In essence that feeling is just what a great writing pause should be for the reader. The writer (us) should have your readers stomach in his throat thinking oh shit as you drop that perfectly placed pause.leaving them with no option but to crash full speed into that perfectly set word,line,scene, or moment.
Audience:
Be yourself, write what you feel. write what you think, write who you are and I believe your writing will find it's appropriate audience.
Pause
ReplyDeletePauses are interesting. I guess. The thing about pauses in speech that interests me is how they can be used in different ways. Sometimes, you will pause before speaking simply because you cant think of anything appropriate to say at that moment. On the other hand, there are times where some people will pause in order to build suspense about something that is probably pretty stupid seeing as it requires pauses to keep the listener's attention. But when a person is doing this does their mind pause before they decide to pause for dramatic effect? Is there actually a never ending chain of pauses going on in our minds? My guess would be no. But its just stupid enough of an idea to warrant a second thought.
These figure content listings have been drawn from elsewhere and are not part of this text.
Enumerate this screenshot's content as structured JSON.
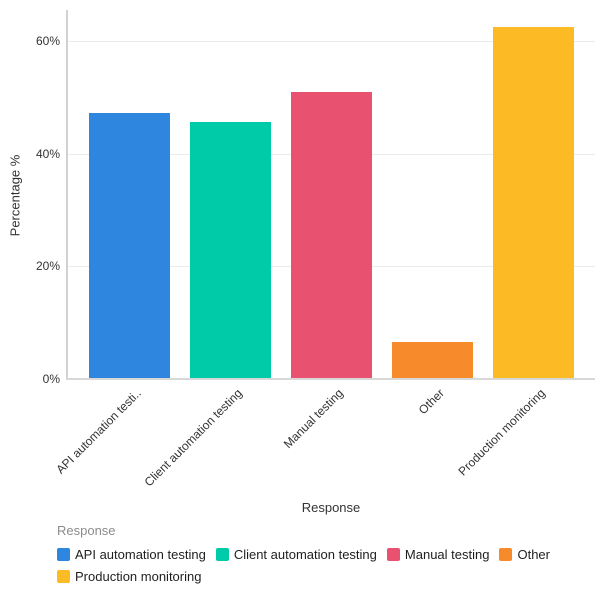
{
  "chart_data": {
    "type": "bar",
    "title": "",
    "xlabel": "Response",
    "ylabel": "Percentage %",
    "categories": [
      "API automation testing",
      "Client automation testing",
      "Manual testing",
      "Other",
      "Production monitoring"
    ],
    "x_tick_labels": [
      "API automation testi..",
      "Client automation testing",
      "Manual testing",
      "Other",
      "Production monitoring"
    ],
    "values": [
      47.2,
      45.7,
      50.9,
      6.6,
      62.4
    ],
    "bar_colors": [
      "#2E86DE",
      "#00CBA9",
      "#E8516F",
      "#F78A2B",
      "#FCBB24"
    ],
    "y_ticks": [
      0,
      20,
      40,
      60
    ],
    "y_tick_labels": [
      "0%",
      "20%",
      "40%",
      "60%"
    ],
    "ylim": [
      0,
      65.5
    ],
    "grid": true,
    "legend": {
      "title": "Response",
      "position": "bottom",
      "entries": [
        {
          "label": "API automation testing",
          "color": "#2E86DE"
        },
        {
          "label": "Client automation testing",
          "color": "#00CBA9"
        },
        {
          "label": "Manual testing",
          "color": "#E8516F"
        },
        {
          "label": "Other",
          "color": "#F78A2B"
        },
        {
          "label": "Production monitoring",
          "color": "#FCBB24"
        }
      ]
    }
  },
  "style_colors": {
    "grid": "#EBEBEB",
    "axis": "#D2D2D2",
    "text": "#333333",
    "legend_title": "#8C8C8C",
    "background": "#FFFFFF"
  }
}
When writing a pause however, things are a little different. Its pretty hard to convey voice inflection on a sheet of paper, so the pauses become more important. Writers actually can build suspense or something like that by adding commas, periods, or any other form of punctuation that someone with as little brains as me would take time to figure out what it means (like semi colons, what the hell are they; should I know how to use them or should I throw them into sentences arbitrarily).
Audience
A writer shouldnt write with a specific audience in mind, it generally produces a lower quality work. Look at Justin Bieber, his music is written almost exclusively for girl children. I might even be able to make the argument that his songs arent the best ever written based on the fact that I am not a pipsqueak girl. Obviously I would have my work cut out for me if I chose to undertake that task, so Ill leave it for someone better suited for the job.